On April 6, 30,000 New Yorkers marched — and hundreds of thousands more lined the march’s route — to memorialize the fire’s victims. Numerous rallies and editorials called for reforms — not only for fire safety codes but also workplace safety standards, child labor standards, shorter work hours, minimum wages and limits in home work.
Within days of the fire, groups organized mass meetings to demand reform. Rabbi Stephen S. Wise, one of the featured speakers at a rally at the Metropolitan Opera House, did not mince words.
“It is not the action of God but the inaction of man that is responsible,” he thundered. “The disaster was not the deed of God (a natural disaster) but the greed of man (systematic).”
Wise did not seek charity. He demanded justice.
“We have laws that in a crisis we find are no laws, and we have enforcement that, when the hour of trial comes, we find is no enforcement. Let us lift up the industrial standards until they will bear inspection. And when we go before the legislatures, let us not allow them to put us off forever with the old answer, ‘We have no money.’ If we have no money for necessary enforcement of laws which safeguard the lives of workers, it is because so much of our money is wasted and squandered and stolen.”
Then Rose Schneiderman — a Jewish immigrant, sweatshop worker, union organizer and socialist — rose to speak. She echoed Wise’s sentiments, but went further. Having seen the police and the courts side with the garment manufacturers against the workers, and politicians in the pockets of business community, she questioned whether better laws would make a difference if they weren’t enforced.
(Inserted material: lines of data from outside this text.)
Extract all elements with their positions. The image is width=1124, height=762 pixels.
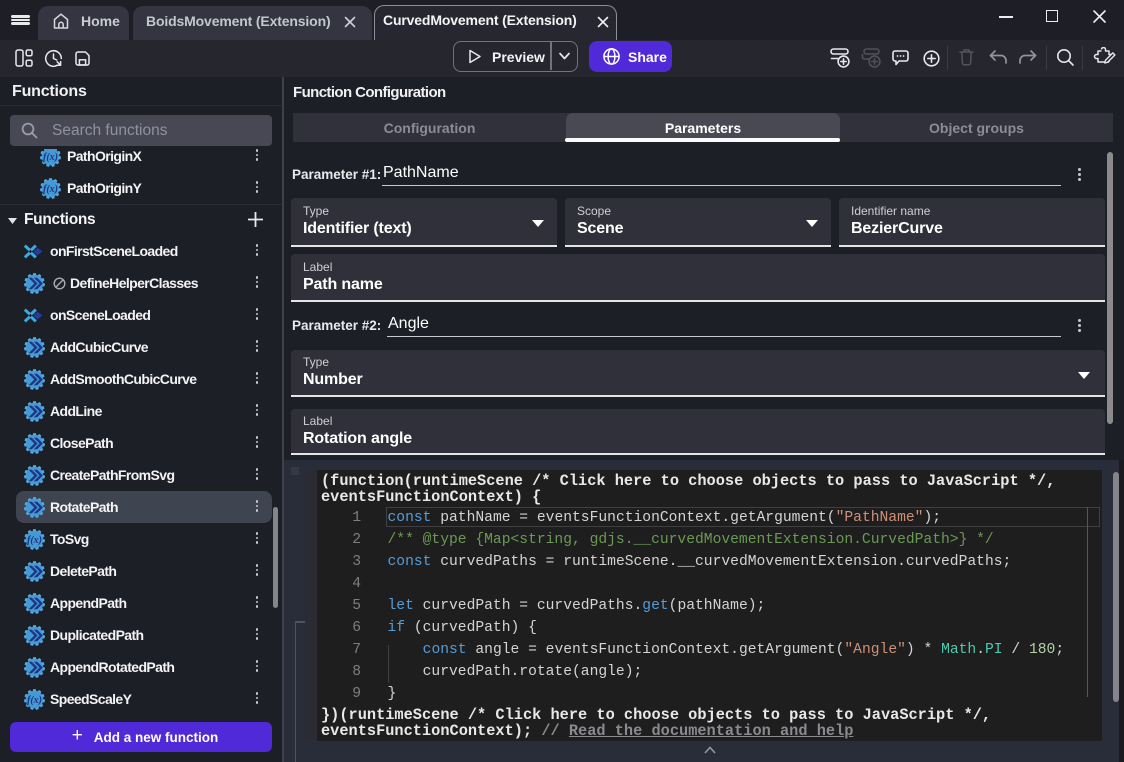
svg-text:f(x): f(x): [27, 695, 42, 706]
svg-text:f(x): f(x): [42, 152, 57, 163]
svg-text:f(x): f(x): [27, 535, 42, 546]
svg-text:f(x): f(x): [42, 184, 57, 195]
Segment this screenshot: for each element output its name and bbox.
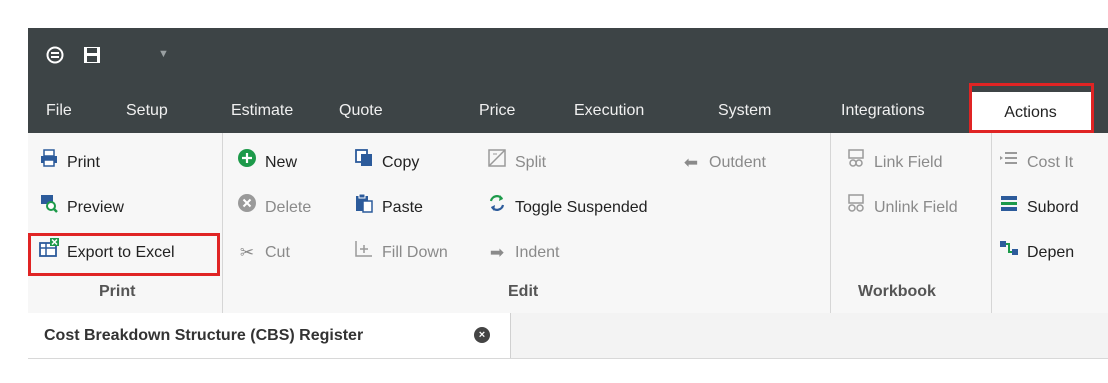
preview-button[interactable]: Preview — [38, 193, 124, 223]
new-label: New — [265, 154, 298, 171]
print-group-title: Print — [99, 283, 136, 300]
tab-label: Cost Breakdown Structure (CBS) Register — [44, 327, 364, 344]
split-icon — [486, 148, 508, 178]
app-window: ▼ File Setup Estimate Quote Price Execut… — [28, 28, 1108, 383]
printer-icon — [38, 148, 60, 178]
unlink-field-icon — [845, 193, 867, 223]
app-logo-icon[interactable] — [46, 46, 64, 67]
menu-execution[interactable]: Execution — [574, 88, 644, 133]
preview-icon — [38, 193, 60, 223]
menu-system[interactable]: System — [718, 88, 771, 133]
group-divider — [830, 133, 831, 313]
menu-estimate[interactable]: Estimate — [231, 88, 293, 133]
group-divider — [222, 133, 223, 313]
arrow-left-icon: ⬅ — [683, 153, 699, 172]
close-icon[interactable]: × — [474, 327, 490, 343]
fill-down-label: Fill Down — [382, 244, 448, 261]
document-tab-strip: Cost Breakdown Structure (CBS) Register … — [28, 313, 1108, 359]
tab-cbs-register[interactable]: Cost Breakdown Structure (CBS) Register … — [28, 313, 511, 358]
cost-item-label: Cost It — [1027, 154, 1074, 171]
workbook-group-title: Workbook — [858, 283, 936, 300]
split-button[interactable]: Split — [486, 148, 546, 178]
title-bar: ▼ — [28, 28, 1108, 88]
delete-button[interactable]: Delete — [236, 193, 311, 223]
menu-setup[interactable]: Setup — [126, 88, 168, 133]
delete-circle-icon — [236, 193, 258, 223]
outdent-label: Outdent — [709, 154, 766, 171]
arrow-right-icon: ➡ — [489, 243, 505, 262]
cut-button[interactable]: ✂ Cut — [236, 238, 290, 268]
cost-item-button[interactable]: Cost It — [998, 148, 1073, 178]
export-to-excel-button[interactable]: Export to Excel — [38, 238, 175, 268]
menu-integrations[interactable]: Integrations — [841, 88, 925, 133]
subordinate-button[interactable]: Subord — [998, 193, 1079, 223]
group-divider — [991, 133, 992, 313]
export-label: Export to Excel — [67, 244, 175, 261]
outdent-button[interactable]: ⬅ Outdent — [680, 148, 766, 178]
scissors-icon: ✂ — [239, 243, 255, 262]
toggle-arrows-icon — [486, 193, 508, 223]
preview-label: Preview — [67, 199, 124, 216]
unlink-field-button[interactable]: Unlink Field — [845, 193, 958, 223]
paste-button[interactable]: Paste — [353, 193, 423, 223]
dependency-label: Depen — [1027, 244, 1075, 261]
excel-export-icon — [38, 238, 60, 268]
menu-price[interactable]: Price — [479, 88, 515, 133]
menu-bar: File Setup Estimate Quote Price Executio… — [28, 88, 1108, 133]
delete-label: Delete — [265, 199, 312, 216]
split-label: Split — [515, 154, 547, 171]
subordinate-icon — [998, 193, 1020, 223]
copy-button[interactable]: Copy — [353, 148, 419, 178]
link-field-icon — [845, 148, 867, 178]
indent-label: Indent — [515, 244, 560, 261]
link-field-label: Link Field — [874, 154, 943, 171]
unlink-field-label: Unlink Field — [874, 199, 958, 216]
fill-down-button[interactable]: Fill Down — [353, 238, 448, 268]
edit-group-title: Edit — [508, 283, 539, 300]
chevron-down-icon[interactable]: ▼ — [158, 48, 169, 60]
menu-actions[interactable]: Actions — [970, 92, 1091, 133]
plus-circle-icon — [236, 148, 258, 178]
dependency-icon — [998, 238, 1020, 268]
paste-label: Paste — [382, 199, 423, 216]
menu-quote[interactable]: Quote — [339, 88, 383, 133]
indent-button[interactable]: ➡ Indent — [486, 238, 560, 268]
copy-label: Copy — [382, 154, 420, 171]
cut-label: Cut — [265, 244, 290, 261]
ribbon: Print Preview Export to Excel Print New … — [28, 133, 1108, 314]
link-field-button[interactable]: Link Field — [845, 148, 942, 178]
toggle-suspended-label: Toggle Suspended — [515, 199, 648, 216]
toggle-suspended-button[interactable]: Toggle Suspended — [486, 193, 648, 223]
save-icon[interactable] — [83, 46, 101, 67]
fill-down-icon — [353, 238, 375, 268]
copy-icon — [353, 148, 375, 178]
print-button[interactable]: Print — [38, 148, 100, 178]
paste-icon — [353, 193, 375, 223]
subordinate-label: Subord — [1027, 199, 1079, 216]
menu-file[interactable]: File — [46, 88, 72, 133]
print-label: Print — [67, 154, 100, 171]
new-button[interactable]: New — [236, 148, 297, 178]
cost-item-icon — [998, 148, 1020, 178]
dependency-button[interactable]: Depen — [998, 238, 1074, 268]
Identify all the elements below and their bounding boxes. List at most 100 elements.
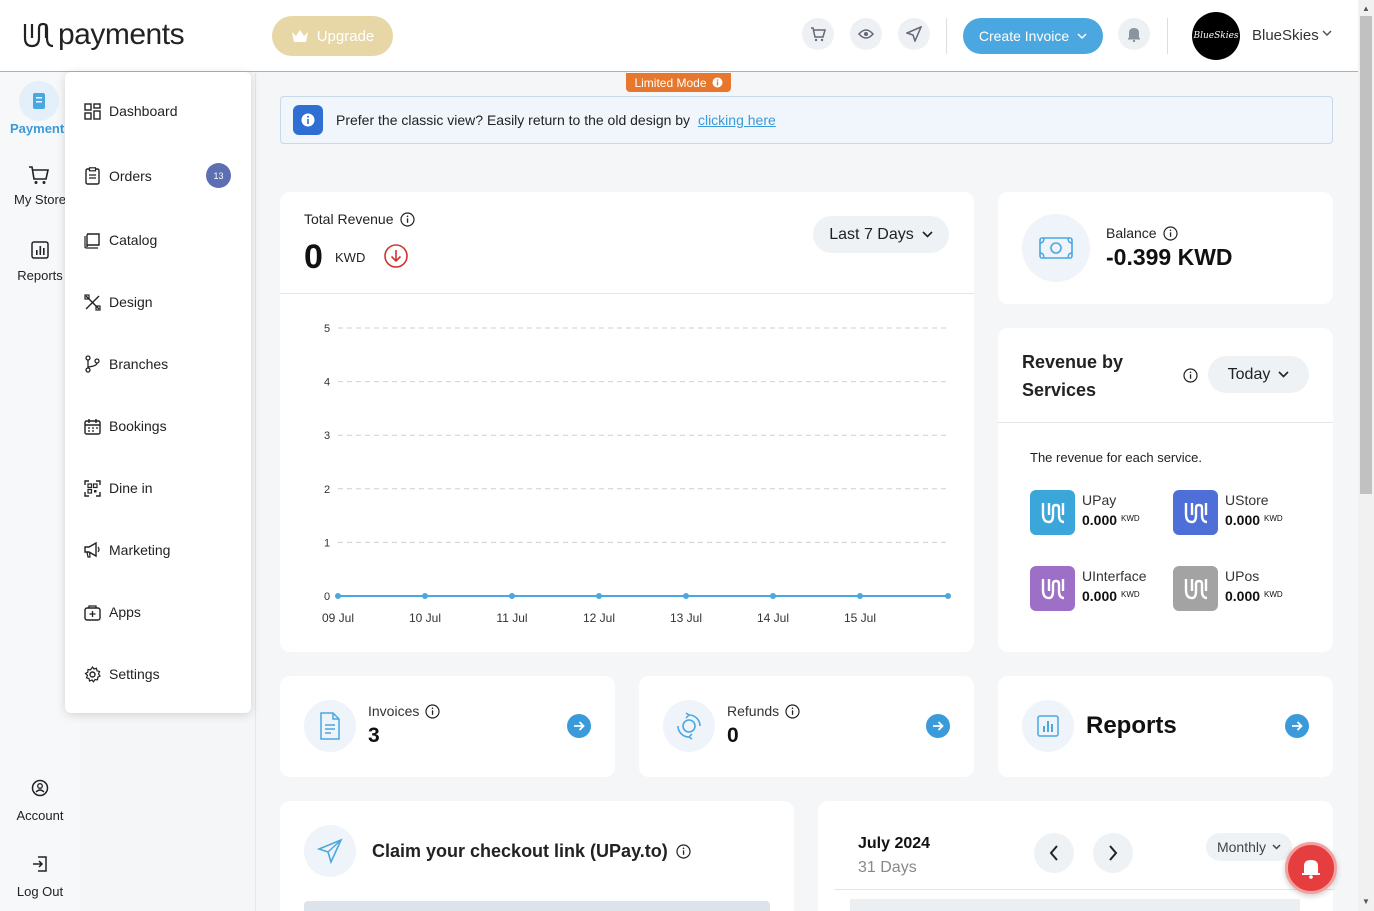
scroll-down-arrow-icon[interactable]: ▼ [1362,897,1370,906]
arrow-right-icon[interactable] [567,714,591,738]
menu-item-dashboard[interactable]: Dashboard [83,99,243,123]
scrollbar[interactable]: ▲ ▼ [1358,0,1374,911]
data-point[interactable] [945,593,951,599]
service-upos[interactable]: UPos 0.000 KWD [1173,566,1313,612]
arrow-right-icon[interactable] [1285,714,1309,738]
chevron-down-icon [922,231,933,238]
menu-item-marketing[interactable]: Marketing [83,538,243,562]
eye-icon [858,29,874,39]
limited-mode-badge[interactable]: Limited Mode [626,73,731,92]
chevron-down-icon[interactable] [1322,30,1332,36]
classic-view-link[interactable]: clicking here [698,112,776,128]
menu-label: Apps [109,604,141,620]
create-invoice-button[interactable]: Create Invoice [963,18,1103,54]
gear-icon [83,665,101,683]
cart-icon [811,27,826,42]
arrow-right-icon[interactable] [926,714,950,738]
calendar-mode-select[interactable]: Monthly [1206,833,1292,861]
data-point[interactable] [857,593,863,599]
service-amount-row: 0.000 KWD [1225,588,1283,604]
services-title: Revenue by Services [1022,352,1124,400]
calendar-month: July 2024 [858,835,931,852]
invoices-card[interactable]: Invoices 3 [280,676,615,777]
upay-logo-icon [1030,490,1075,535]
upgrade-button[interactable]: Upgrade [272,16,393,56]
username[interactable]: BlueSkies [1252,27,1319,44]
menu-item-catalog[interactable]: Catalog [83,228,243,252]
x-tick-label: 10 Jul [409,611,441,625]
scroll-up-arrow-icon[interactable]: ▲ [1362,4,1370,13]
data-point[interactable] [509,593,515,599]
info-icon[interactable] [1183,368,1198,383]
menu-item-design[interactable]: Design [83,290,243,314]
services-period-select[interactable]: Today [1208,356,1309,393]
orders-count-badge: 13 [206,163,231,188]
bell-icon [1302,860,1320,879]
payments-icon [33,93,45,109]
notification-fab[interactable] [1285,842,1337,894]
rail-item-account[interactable]: Account [0,779,80,829]
info-icon[interactable] [676,844,691,859]
x-tick-label: 12 Jul [583,611,615,625]
chevron-left-icon [1049,845,1058,861]
data-point[interactable] [422,593,428,599]
data-point[interactable] [596,593,602,599]
rail-label-log-out: Log Out [16,884,64,899]
scroll-thumb[interactable] [1360,16,1372,494]
service-currency: KWD [1264,590,1283,599]
revenue-period-select[interactable]: Last 7 Days [813,216,949,253]
y-tick-label: 1 [324,537,330,549]
x-tick-label: 11 Jul [496,611,527,625]
chevron-down-icon [1272,844,1281,850]
info-icon[interactable] [1162,225,1178,241]
calendar-icon [83,418,101,435]
cart-button[interactable] [802,18,834,50]
service-amount: 0.000 [1082,588,1118,604]
divider [834,889,1334,890]
data-point[interactable] [683,593,689,599]
logout-icon [33,856,47,872]
preview-button[interactable] [850,18,882,50]
refunds-card[interactable]: Refunds 0 [639,676,974,777]
service-amount: 0.000 [1225,512,1261,528]
info-icon[interactable] [399,211,415,227]
menu-item-apps[interactable]: Apps [83,600,243,624]
chart-icon [31,241,49,259]
balance-title: Balance [1106,225,1178,241]
branches-icon [84,355,100,373]
orders-icon [84,167,100,185]
invoice-icon [320,712,340,740]
menu-item-dine-in[interactable]: Dine in [83,476,243,500]
menu-item-settings[interactable]: Settings [83,662,243,686]
cart-icon [29,166,49,184]
service-upay[interactable]: UPay 0.000 KWD [1030,490,1170,536]
menu-label: Catalog [109,232,158,248]
info-icon[interactable] [425,703,440,719]
logo[interactable]: payments [22,18,185,52]
avatar[interactable]: BlueSkies [1192,12,1240,60]
divider [998,422,1333,423]
service-ustore[interactable]: UStore 0.000 KWD [1173,490,1313,536]
y-tick-label: 3 [324,430,330,442]
total-revenue-card: Total Revenue 0 KWD Last 7 Days 0 1 2 3 4 5 09… [280,192,974,652]
rail-item-log-out[interactable]: Log Out [0,855,80,905]
menu-item-branches[interactable]: Branches [83,352,243,376]
banner-text: Prefer the classic view? Easily return t… [336,112,776,128]
calendar-next-button[interactable] [1093,833,1133,873]
data-point[interactable] [770,593,776,599]
claim-link-input[interactable] [304,901,770,911]
info-icon[interactable] [785,703,800,719]
claim-title-text: Claim your checkout link (UPay.to) [372,841,668,861]
info-icon [712,77,723,88]
reports-card[interactable]: Reports [998,676,1333,777]
services-period-label: Today [1227,365,1271,383]
calendar-prev-button[interactable] [1034,833,1074,873]
y-tick-label: 5 [324,323,330,335]
menu-item-bookings[interactable]: Bookings [83,414,243,438]
notifications-button[interactable] [1118,18,1150,50]
top-bar: payments Upgrade Create Invoice BlueSkie… [0,0,1358,72]
avatar-text: BlueSkies [1193,31,1239,41]
send-button[interactable] [898,18,930,50]
data-point[interactable] [335,593,341,599]
service-uinterface[interactable]: UInterface 0.000 KWD [1030,566,1170,612]
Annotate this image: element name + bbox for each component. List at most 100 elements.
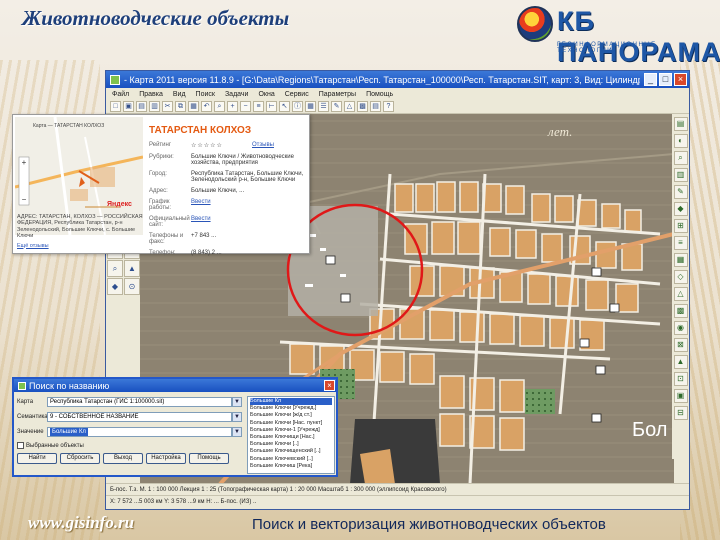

“I would be a traitor to these poor burned bodies if I came here to talk good fellowship. We have tried you good people of the public, and we have found you wanting,” Schneiderman said. “This is not the first time girls have been burned alive in the city. Every week I must learn of the untimely death of one of my sister workers. Every year thousands of us are maimed. The life of men and women is so cheap, and poverty is so sacred. There are so many of us for one job, it matters little if 146 of us are burned to death. … I can’t talk fellowship to you who are gathered here. Too much blood has been spilled. I know from my experience it is up to the working people to save themselves. The only way they can save themselves is by a strong working-class movement.”
Public outrage led New York Gov. John Alden Dix to create the Factory Investigating Commission, with broad subpoena powers and teams of investigators, led by two savvy politicians, state Assemblyman Al Smith and state Sen. Robert Wagner. Over two years, commission members traveled up and down the state, holding hearings, visiting more than 3,000 factories in 20 industries and interviewing almost 500 witnesses. They found buildings without fire escapes, bakeries in poorly ventilated cellars with rat droppings (only 21 percent even had bathrooms, most of them unsanitary), children — some as young as 5 years old — working in canning factories and women working 18-hour days.
After the fire, many officials acknowledged there was a problem. Edward F. Croker, New York City’s retired fire chief, told the commission that employers “pay absolutely no attention to the fire hazard or to the protection of the employees in these buildings. That is their last consideration.” His department had cited the Triangle building for lack of fire escapes a week before the fire.